Impressive! Looks like it will be filled with concrete? Ashame it won't be seen


----------



## ampman (Apr 2, 2009)

yes i know you are a brother central floridan just wanted to know:thumbsup:


----------



## piperunner (Aug 22, 2009)

ampman said:


> yes i know you are a brother central floridan just wanted to know:thumbsup:



Well Ampman its the new job downtown .


----------



## 3xdad (Jan 25, 2011)

Does anybody ever cry out "AYE WAY...twisted my ankle!"


----------



## piperunner (Aug 22, 2009)

3xdad said:


> Does anybody ever cry out "AYE WAY...twisted my ankle!"


Well you walk the rebar no# 5 theres 12 inch square matt opening on top 6 foot down so if you fall well do the math .


----------



## swissmiss177 (Feb 3, 2012)

Awwww you forgot to lay the one 2 inch beside the 4 inch in the one pic. Such a rookie mistake :laughing:


----------



## captkirk (Nov 21, 2007)

Cool.... what kind of building is this going to be..? My feet hurt just looking at it... but its pretty impressive work. What do you guys use to bend the smaller stuff..? hot bends or box? im assuming you use a big hot box for the bigger stuff..?


----------



## drsparky (Nov 13, 2008)

I can see were the gear room will sit. I like doing that kind of work.
I know it is not your department, but, no caps on the rebar? Safety man have the week off?


----------



## piperunner (Aug 22, 2009)

drsparky said:


> I can see were the gear room will sit. I like doing that kind of work.
> I know it is not your department, but, no caps on the rebar? Safety man have the week off?
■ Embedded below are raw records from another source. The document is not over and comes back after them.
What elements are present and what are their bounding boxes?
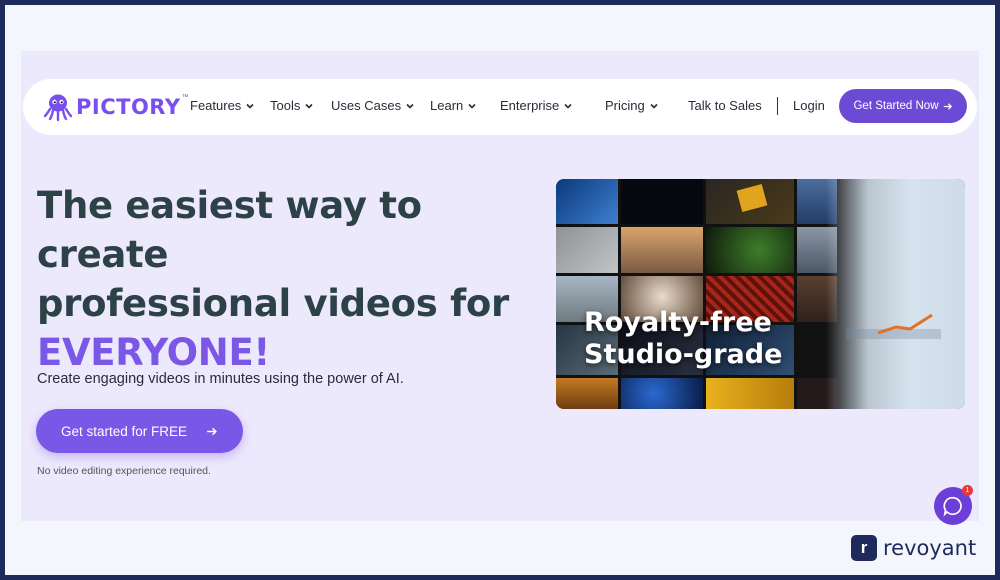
hero-video-collage[interactable]: Royalty-free Studio-grade bbox=[556, 179, 965, 409]
chevron-down-icon bbox=[564, 103, 572, 109]
revoyant-watermark: r revoyant bbox=[851, 535, 976, 561]
get-started-free-button[interactable]: Get started for FREE bbox=[36, 409, 243, 453]
collage-tile bbox=[556, 378, 618, 409]
talk-to-sales-link[interactable]: Talk to Sales bbox=[688, 98, 762, 113]
nav-divider bbox=[777, 97, 778, 115]
headline-accent: EVERYONE! bbox=[37, 331, 270, 374]
nav-features[interactable]: Features bbox=[190, 98, 255, 113]
revoyant-wordmark: revoyant bbox=[883, 536, 977, 560]
login-label: Login bbox=[793, 98, 825, 113]
hero-headline: The easiest way to create professional v… bbox=[37, 181, 557, 377]
chevron-down-icon bbox=[406, 103, 414, 109]
brand-logo[interactable]: PICTORY ™ bbox=[43, 89, 189, 125]
nav-enterprise[interactable]: Enterprise bbox=[500, 98, 573, 113]
media-caption: Royalty-free Studio-grade bbox=[584, 307, 782, 371]
get-started-now-label: Get Started Now bbox=[853, 100, 939, 112]
collage-tile bbox=[621, 227, 703, 273]
collage-tile bbox=[556, 227, 618, 273]
media-caption-line-1: Royalty-free bbox=[584, 307, 772, 338]
nav-learn[interactable]: Learn bbox=[430, 98, 477, 113]
hero-subtext: Create engaging videos in minutes using … bbox=[37, 371, 404, 387]
get-started-free-label: Get started for FREE bbox=[60, 423, 188, 439]
chevron-down-icon bbox=[305, 103, 313, 109]
collage-tile bbox=[706, 378, 794, 409]
nav-tools-label: Tools bbox=[270, 98, 301, 113]
brand-name: PICTORY bbox=[76, 95, 181, 119]
chat-notification-badge: 1 bbox=[962, 485, 973, 496]
talk-to-sales-label: Talk to Sales bbox=[688, 98, 762, 113]
get-started-now-button[interactable]: Get Started Now bbox=[839, 89, 967, 123]
media-caption-line-2: Studio-grade bbox=[584, 339, 783, 370]
collage-tile bbox=[706, 227, 794, 273]
nav-pricing[interactable]: Pricing bbox=[605, 98, 659, 113]
chat-icon bbox=[943, 496, 962, 517]
trademark-mark: ™ bbox=[181, 93, 189, 101]
nav-use-cases-label: Uses Cases bbox=[331, 98, 402, 113]
headline-line-2: professional videos for bbox=[37, 282, 509, 325]
collage-tile bbox=[621, 378, 703, 409]
page-frame: PICTORY ™ Features Tools Uses Cases Lear… bbox=[5, 5, 995, 575]
chevron-down-icon bbox=[246, 103, 254, 109]
nav-enterprise-label: Enterprise bbox=[500, 98, 560, 113]
hero-section: PICTORY ™ Features Tools Uses Cases Lear… bbox=[21, 51, 979, 525]
nav-features-label: Features bbox=[190, 98, 242, 113]
nav-use-cases[interactable]: Uses Cases bbox=[331, 98, 415, 113]
nav-learn-label: Learn bbox=[430, 98, 464, 113]
revoyant-logo-icon: r bbox=[851, 535, 877, 561]
nav-pricing-label: Pricing bbox=[605, 98, 645, 113]
collage-fade-overlay bbox=[826, 179, 965, 409]
arrow-right-icon bbox=[943, 102, 952, 110]
arrow-right-icon bbox=[207, 427, 217, 435]
top-navbar: PICTORY ™ Features Tools Uses Cases Lear… bbox=[23, 79, 977, 135]
hero-note: No video editing experience required. bbox=[37, 465, 211, 477]
growth-chart-icon bbox=[877, 313, 933, 335]
octopus-logo-icon bbox=[43, 94, 73, 122]
collage-tile bbox=[556, 179, 618, 224]
login-link[interactable]: Login bbox=[793, 98, 825, 113]
headline-line-1: The easiest way to create bbox=[37, 184, 422, 276]
chevron-down-icon bbox=[650, 103, 658, 109]
collage-tile bbox=[621, 179, 703, 224]
chat-widget-button[interactable]: 1 bbox=[934, 485, 973, 525]
nav-tools[interactable]: Tools bbox=[270, 98, 314, 113]
chevron-down-icon bbox=[468, 103, 476, 109]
Well in fact it is our job to report it to the safety director on site but if its side ways rebar it does not need a cap . We note it on our safety report then when someone gets hurt its there ball game with OSHA.

The rebar sticking up is over our heads higher then matt . 

But yes there is some areas that need caps in the heat of work this is a problem you can bitch but also get bitched at so its a two way street i like to work so i know when to fold and know when to hold .

Good point ive never did a job that was not 100 percent yet .


----------



## HARRY304E (Sep 15, 2010)

3xdad said:


> Does anybody ever cry out "AYE WAY...twisted my ankle!"


You have to tie your boots extra tight doing that type of work,no matter what you do your feet and legs take a beating.


----------



## ampman (Apr 2, 2009)

piperunner said:


> Well Ampman its the new job downtown .


DPPAC sorry i don't get downtown that much anymore


----------



## macmikeman (Jan 23, 2007)

That there is pretty darn cool. Nice job.


----------



## swissmiss177 (Feb 3, 2012)

Just me or are the pics gone? I was gonna show the guys at work


----------



## BBQ (Nov 16, 2010)

swissmiss177 said:


> Just me or are the pics gone? I was gonna show the guys at work


Looks like Piperunner pulled them down


----------